Not-signed-off-yet: Mel Gorman <mgorman@xxxxxxx>
---
 mm/page_alloc.c |    3 ++-
 mm/slub.c       |    3 ++-
 2 files changed, 4 insertions(+), 2 deletions(-)

diff --git a/mm/page_alloc.c b/mm/page_alloc.c
index 9f8a97b..f160d93 100644
--- a/mm/page_alloc.c
+++ b/mm/page_alloc.c
@@ -1972,6 +1972,7 @@ gfp_to_alloc_flags(gfp_t gfp_mask)
 {
 	int alloc_flags = ALLOC_WMARK_MIN | ALLOC_CPUSET;
 	const gfp_t wait = gfp_mask & __GFP_WAIT;
+	const gfp_t wakes_kswapd = !(gfp_mask & __GFP_NO_KSWAPD);
 
 	/* __GFP_HIGH is assumed to be the same as ALLOC_HIGH to save a branch. */
 	BUILD_BUG_ON(__GFP_HIGH != (__force gfp_t) ALLOC_HIGH);
@@ -1984,7 +1985,7 @@ gfp_to_alloc_flags(gfp_t gfp_mask)
 	 */
 	alloc_flags |= (__force int) (gfp_mask & __GFP_HIGH);
 
-	if (!wait) {
+	if (!wait && wakes_kswapd) {
 		/*
 		 * Not worth trying to allocate harder for
 		 * __GFP_NOMEMALLOC even if it can't schedule.

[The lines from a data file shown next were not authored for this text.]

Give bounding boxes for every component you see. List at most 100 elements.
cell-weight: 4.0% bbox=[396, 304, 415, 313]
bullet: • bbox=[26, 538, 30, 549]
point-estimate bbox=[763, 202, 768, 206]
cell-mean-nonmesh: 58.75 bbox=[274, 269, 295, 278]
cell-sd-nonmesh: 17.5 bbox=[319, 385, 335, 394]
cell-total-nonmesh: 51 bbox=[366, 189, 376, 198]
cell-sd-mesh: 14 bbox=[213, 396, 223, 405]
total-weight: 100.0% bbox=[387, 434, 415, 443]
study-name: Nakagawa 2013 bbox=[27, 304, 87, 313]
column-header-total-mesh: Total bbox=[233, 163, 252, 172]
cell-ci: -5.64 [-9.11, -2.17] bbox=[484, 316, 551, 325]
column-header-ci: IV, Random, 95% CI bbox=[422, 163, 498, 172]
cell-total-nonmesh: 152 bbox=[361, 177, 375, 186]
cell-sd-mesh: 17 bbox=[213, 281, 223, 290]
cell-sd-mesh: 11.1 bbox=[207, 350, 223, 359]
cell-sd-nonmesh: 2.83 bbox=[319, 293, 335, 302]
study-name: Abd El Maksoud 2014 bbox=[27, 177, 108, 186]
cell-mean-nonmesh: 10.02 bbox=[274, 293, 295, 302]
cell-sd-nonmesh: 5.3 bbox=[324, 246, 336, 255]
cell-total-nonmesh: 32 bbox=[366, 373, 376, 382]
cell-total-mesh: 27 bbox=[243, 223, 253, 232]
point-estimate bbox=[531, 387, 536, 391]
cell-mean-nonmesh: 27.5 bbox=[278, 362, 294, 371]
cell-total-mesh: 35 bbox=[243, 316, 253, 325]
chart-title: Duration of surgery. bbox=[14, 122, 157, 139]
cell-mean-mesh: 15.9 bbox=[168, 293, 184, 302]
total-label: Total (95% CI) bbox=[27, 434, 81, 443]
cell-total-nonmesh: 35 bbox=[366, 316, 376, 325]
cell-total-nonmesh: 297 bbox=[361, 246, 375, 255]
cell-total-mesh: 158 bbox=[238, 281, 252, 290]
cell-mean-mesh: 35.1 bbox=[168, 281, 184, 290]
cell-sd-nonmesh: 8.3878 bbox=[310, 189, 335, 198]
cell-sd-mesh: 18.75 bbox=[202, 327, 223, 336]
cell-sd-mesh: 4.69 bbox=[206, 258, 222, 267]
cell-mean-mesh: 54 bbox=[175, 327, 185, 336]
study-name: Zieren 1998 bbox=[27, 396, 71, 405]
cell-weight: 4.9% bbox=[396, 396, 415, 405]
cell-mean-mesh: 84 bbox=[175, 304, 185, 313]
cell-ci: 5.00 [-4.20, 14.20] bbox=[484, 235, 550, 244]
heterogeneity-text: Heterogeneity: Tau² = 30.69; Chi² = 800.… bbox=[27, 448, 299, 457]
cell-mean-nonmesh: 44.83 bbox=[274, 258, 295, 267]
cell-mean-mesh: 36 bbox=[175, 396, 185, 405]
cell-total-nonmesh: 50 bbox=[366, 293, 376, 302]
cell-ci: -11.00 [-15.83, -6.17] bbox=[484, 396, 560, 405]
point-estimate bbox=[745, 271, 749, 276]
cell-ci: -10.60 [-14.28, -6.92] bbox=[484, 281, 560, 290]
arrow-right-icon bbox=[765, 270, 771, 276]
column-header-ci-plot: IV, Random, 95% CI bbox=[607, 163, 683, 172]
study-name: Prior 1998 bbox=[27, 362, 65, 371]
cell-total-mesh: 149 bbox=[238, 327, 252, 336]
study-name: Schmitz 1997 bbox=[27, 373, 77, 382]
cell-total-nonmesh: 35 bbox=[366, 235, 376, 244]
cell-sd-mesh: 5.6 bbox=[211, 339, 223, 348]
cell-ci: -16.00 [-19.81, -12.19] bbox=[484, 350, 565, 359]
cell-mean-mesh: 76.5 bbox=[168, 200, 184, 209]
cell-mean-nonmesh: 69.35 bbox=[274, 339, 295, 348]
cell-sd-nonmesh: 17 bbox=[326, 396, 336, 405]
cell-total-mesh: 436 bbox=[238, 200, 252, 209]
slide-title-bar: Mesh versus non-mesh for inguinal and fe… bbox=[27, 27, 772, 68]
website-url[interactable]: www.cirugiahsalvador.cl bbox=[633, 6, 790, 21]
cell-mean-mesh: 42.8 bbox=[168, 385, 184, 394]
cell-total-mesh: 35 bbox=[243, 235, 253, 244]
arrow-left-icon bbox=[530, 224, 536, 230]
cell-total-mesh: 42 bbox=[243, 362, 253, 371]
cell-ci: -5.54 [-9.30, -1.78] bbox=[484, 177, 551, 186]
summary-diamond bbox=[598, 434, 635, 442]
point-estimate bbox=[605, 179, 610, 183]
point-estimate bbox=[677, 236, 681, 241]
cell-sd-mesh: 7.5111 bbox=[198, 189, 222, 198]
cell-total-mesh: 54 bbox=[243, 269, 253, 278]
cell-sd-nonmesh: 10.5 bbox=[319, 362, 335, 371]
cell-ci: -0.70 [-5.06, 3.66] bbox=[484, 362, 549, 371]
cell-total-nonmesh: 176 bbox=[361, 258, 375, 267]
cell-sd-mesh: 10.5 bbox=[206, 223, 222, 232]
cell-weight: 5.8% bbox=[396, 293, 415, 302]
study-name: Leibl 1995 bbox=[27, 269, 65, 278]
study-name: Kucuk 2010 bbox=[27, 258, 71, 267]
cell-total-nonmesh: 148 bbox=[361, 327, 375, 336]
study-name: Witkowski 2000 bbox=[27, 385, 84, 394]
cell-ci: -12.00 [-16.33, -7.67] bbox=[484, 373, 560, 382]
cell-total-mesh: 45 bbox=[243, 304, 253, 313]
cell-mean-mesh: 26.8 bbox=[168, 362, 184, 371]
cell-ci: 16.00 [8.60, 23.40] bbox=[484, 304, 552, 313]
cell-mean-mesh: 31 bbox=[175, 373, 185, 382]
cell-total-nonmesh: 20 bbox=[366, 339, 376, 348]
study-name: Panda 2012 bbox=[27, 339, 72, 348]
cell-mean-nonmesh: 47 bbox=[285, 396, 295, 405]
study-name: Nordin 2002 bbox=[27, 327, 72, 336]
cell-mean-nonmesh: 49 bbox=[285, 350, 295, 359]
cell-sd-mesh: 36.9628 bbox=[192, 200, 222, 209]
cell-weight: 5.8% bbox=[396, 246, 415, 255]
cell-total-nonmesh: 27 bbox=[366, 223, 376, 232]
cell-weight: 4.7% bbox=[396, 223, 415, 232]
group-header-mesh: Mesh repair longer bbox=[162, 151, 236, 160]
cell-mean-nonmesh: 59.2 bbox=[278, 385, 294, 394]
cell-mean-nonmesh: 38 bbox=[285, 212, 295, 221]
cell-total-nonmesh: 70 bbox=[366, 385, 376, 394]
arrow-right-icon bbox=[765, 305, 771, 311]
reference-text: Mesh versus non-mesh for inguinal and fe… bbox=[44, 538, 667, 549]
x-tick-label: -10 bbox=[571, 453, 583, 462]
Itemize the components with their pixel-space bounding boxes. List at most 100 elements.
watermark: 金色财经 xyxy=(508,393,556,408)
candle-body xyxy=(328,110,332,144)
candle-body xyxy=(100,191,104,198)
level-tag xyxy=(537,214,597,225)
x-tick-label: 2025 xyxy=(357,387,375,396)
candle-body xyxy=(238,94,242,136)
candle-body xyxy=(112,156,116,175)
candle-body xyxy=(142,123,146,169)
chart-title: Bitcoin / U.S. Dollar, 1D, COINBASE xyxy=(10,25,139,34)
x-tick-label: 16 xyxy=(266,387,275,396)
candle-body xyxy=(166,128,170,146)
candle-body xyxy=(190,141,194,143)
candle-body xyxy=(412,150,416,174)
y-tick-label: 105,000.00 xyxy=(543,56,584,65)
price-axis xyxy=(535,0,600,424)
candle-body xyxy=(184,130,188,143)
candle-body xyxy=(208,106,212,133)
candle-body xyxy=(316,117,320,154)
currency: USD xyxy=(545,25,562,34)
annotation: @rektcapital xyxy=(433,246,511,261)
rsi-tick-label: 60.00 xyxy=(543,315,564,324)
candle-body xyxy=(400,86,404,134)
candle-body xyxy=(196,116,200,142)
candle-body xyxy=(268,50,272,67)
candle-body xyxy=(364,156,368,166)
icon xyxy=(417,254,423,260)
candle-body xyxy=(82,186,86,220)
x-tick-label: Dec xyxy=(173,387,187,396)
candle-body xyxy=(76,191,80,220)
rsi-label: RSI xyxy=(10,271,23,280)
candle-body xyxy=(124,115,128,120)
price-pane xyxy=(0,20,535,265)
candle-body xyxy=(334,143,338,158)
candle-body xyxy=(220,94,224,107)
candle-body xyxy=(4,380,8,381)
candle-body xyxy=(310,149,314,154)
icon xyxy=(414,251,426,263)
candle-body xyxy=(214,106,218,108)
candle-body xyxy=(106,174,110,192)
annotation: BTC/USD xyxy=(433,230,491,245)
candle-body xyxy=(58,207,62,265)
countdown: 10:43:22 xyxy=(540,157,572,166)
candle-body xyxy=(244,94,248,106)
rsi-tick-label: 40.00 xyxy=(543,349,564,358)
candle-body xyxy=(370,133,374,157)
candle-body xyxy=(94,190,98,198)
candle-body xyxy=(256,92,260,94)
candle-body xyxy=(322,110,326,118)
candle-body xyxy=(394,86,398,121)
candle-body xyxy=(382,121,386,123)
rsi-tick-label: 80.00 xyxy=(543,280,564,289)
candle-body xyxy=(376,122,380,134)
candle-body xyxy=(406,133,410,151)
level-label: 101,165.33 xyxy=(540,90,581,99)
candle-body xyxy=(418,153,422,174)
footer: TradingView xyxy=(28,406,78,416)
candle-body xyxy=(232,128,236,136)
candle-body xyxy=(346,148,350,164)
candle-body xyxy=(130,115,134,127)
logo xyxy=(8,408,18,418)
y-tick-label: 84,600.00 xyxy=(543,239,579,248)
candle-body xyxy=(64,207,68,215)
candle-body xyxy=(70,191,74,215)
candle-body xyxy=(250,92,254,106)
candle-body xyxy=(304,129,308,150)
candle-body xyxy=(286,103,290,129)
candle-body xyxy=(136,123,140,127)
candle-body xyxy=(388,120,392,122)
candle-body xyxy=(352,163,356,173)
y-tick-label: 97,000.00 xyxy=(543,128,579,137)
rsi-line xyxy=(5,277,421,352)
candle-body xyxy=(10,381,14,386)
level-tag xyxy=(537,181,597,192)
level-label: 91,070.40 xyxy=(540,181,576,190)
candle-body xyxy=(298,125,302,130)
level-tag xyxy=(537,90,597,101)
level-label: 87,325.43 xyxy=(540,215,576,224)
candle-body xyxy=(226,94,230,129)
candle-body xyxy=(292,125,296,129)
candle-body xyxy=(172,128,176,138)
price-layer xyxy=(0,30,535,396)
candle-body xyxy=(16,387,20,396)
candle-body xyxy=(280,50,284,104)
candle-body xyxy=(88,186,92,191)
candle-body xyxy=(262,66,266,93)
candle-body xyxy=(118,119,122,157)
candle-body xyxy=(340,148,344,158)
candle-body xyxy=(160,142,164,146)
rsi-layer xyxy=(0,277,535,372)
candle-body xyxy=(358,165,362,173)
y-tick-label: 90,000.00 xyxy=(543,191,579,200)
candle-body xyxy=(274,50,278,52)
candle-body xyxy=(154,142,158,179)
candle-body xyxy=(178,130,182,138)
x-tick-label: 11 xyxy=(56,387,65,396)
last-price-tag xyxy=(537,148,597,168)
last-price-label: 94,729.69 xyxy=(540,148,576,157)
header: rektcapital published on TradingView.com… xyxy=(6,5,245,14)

diff --git a/mm/slub.c b/mm/slub.c
index 98c358d..1071723 100644
--- a/mm/slub.c
+++ b/mm/slub.c
@@ -1170,7 +1170,8 @@ static struct page *allocate_slab(struct kmem_cache *s, gfp_t flags, int node)
 	 * Let the initial higher-order allocation fail under memory pressure
 	 * so we fall-back to the minimum order allocation.
 	 */
-	alloc_gfp = (flags | __GFP_NOWARN | __GFP_NORETRY | __GFP_NO_KSWAPD) & ~__GFP_NOFAIL;
+	alloc_gfp = (flags | __GFP_NOWARN | __GFP_NORETRY | __GFP_NO_KSWAPD) &
+			~(__GFP_NOFAIL | __GFP_WAIT);
 
 	page = alloc_slab_page(alloc_gfp, node, oo);
 	if (unlikely(!page)) {